“A quiet evening!” Toomey snorted. “That’s my idea of hell. I’ll tell you about me, Old Dear—I’m going to have one more whirl if I have to walk back to Prouty, and you might as well go with me.”
Since he was determined, Mrs. Toomey arrived at the same conclusion also, for not only did she too shudder at the thought of a quiet evening, but her presence was more or less of a restraint upon his extravagant impulses. She endeavored to soothe her uneasiness by telling herself that they could make up for it by some economy in traveling. And just one more good play—what, after all, did it really matter?
The theater was only four blocks from the hotel, but, as a matter of course, Toomey called a taxicab. These modern conveniences were an innovation that had come during his absence from “civilization” and his delight in them was not unlike the ecstasy of a child riding the flying horses.

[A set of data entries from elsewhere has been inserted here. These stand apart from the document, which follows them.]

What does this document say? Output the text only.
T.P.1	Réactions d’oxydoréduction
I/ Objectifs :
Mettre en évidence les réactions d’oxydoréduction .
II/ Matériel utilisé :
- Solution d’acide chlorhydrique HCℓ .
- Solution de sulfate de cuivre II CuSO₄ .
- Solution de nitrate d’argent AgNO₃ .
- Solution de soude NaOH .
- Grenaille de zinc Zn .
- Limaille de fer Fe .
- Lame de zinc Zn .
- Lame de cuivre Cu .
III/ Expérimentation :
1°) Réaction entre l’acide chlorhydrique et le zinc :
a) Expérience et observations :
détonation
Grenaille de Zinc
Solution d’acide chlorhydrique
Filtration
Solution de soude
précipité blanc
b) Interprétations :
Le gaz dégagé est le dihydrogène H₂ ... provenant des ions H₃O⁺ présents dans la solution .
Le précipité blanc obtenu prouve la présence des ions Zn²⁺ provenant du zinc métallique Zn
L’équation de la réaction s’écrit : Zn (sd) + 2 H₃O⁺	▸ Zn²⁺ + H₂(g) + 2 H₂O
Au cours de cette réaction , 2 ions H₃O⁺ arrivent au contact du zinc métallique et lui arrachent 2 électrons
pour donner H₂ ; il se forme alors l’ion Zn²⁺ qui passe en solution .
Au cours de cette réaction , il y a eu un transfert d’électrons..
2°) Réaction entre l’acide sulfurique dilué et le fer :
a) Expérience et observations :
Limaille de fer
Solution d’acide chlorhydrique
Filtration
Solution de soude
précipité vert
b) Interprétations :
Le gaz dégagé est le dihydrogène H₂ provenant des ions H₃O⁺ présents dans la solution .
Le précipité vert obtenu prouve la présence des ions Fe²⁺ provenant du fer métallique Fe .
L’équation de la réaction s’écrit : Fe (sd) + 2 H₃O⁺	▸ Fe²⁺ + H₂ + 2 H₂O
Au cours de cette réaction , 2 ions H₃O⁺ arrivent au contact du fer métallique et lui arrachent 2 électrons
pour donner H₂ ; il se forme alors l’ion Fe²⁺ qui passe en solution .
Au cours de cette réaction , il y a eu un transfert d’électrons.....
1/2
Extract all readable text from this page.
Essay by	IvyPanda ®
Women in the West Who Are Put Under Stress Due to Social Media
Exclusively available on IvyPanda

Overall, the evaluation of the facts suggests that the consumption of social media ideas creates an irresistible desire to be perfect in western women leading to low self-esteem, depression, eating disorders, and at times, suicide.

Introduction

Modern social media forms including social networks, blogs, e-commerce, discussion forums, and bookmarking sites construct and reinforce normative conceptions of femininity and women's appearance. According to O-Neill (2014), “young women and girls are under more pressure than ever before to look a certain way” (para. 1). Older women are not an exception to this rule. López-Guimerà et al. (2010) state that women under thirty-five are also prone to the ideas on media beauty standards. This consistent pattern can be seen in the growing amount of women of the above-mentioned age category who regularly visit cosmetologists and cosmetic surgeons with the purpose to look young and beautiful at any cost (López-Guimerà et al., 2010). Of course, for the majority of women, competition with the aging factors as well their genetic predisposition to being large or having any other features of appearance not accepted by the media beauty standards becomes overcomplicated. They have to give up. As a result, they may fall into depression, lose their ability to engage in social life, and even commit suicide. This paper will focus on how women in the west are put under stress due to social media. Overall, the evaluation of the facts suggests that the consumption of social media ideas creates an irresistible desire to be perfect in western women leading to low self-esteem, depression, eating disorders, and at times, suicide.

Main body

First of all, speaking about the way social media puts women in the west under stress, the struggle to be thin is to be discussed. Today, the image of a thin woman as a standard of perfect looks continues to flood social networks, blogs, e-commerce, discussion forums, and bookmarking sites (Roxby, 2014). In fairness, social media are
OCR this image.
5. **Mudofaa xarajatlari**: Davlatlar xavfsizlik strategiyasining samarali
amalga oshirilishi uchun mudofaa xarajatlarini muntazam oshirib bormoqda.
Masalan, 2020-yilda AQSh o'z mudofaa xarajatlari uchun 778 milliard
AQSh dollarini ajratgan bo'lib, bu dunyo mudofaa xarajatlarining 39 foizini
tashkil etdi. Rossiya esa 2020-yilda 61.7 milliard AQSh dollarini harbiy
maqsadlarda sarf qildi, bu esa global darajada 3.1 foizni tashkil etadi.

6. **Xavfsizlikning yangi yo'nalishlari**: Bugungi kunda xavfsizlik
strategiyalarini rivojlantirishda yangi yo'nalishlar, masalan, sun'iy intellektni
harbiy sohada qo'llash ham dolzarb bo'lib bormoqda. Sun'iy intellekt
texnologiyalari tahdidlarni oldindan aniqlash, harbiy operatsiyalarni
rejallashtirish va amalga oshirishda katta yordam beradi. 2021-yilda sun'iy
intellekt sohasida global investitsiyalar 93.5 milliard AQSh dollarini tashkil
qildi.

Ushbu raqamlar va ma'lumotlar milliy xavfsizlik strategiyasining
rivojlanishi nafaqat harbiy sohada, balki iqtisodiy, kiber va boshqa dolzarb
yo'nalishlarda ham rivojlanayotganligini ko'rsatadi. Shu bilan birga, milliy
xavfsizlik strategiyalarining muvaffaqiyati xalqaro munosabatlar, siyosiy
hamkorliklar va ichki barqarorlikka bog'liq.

It availed Mrs. Toomey nothing to declare that she preferred exercise and they arrived at the theater in a taxi. At sight of the box office Toomey forgot his promise to buy inexpensive seats, but asked for the best obtainable.
Carefree and debonair, between acts Mr. Toomey strolled in the lobby smoking and looking so very much in his element that Mrs. Toomey temporarily forgot her disquietude in being proud of him. His dinner jacket was not the latest cut, but after giving it much consideration they had decided that it was not far enough off to be noticeable, and how very handsome and assured he looked as he sauntered with the confident air of a man who had only to entertain a whim to gratify it.
Such is the psychology of clothes and the effect of environment upon some temperaments that that was the way Mr. Toomey felt about it. Prouty and importunate creditors did not exist for him. This condition of mental intoxication continued when the play was over and, fearful, Mrs. Toomey spoke hastily of going home immediately.
“I’m hungry,” he asserted. “We’ll go somewhere first and eat something.”
“Let’s have sandwiches sent up to the room,” she pleaded.
“Why not a bow-wow from the night-lunch cart I noticed in the alley? I like the feeling of the mustard running between my fingers,” derisively.
“Oh, Jap, we oughtn’t to—we really ought not!”
But he might have been deaf, for all the attention he paid to her earnest protests as he turned into one of the brilliantly lighted restaurants which he had previously patronized and that he liked particularly. There was a glitter in his eyes which increased her uneasiness, and a recklessness in his manner that was not reassuring.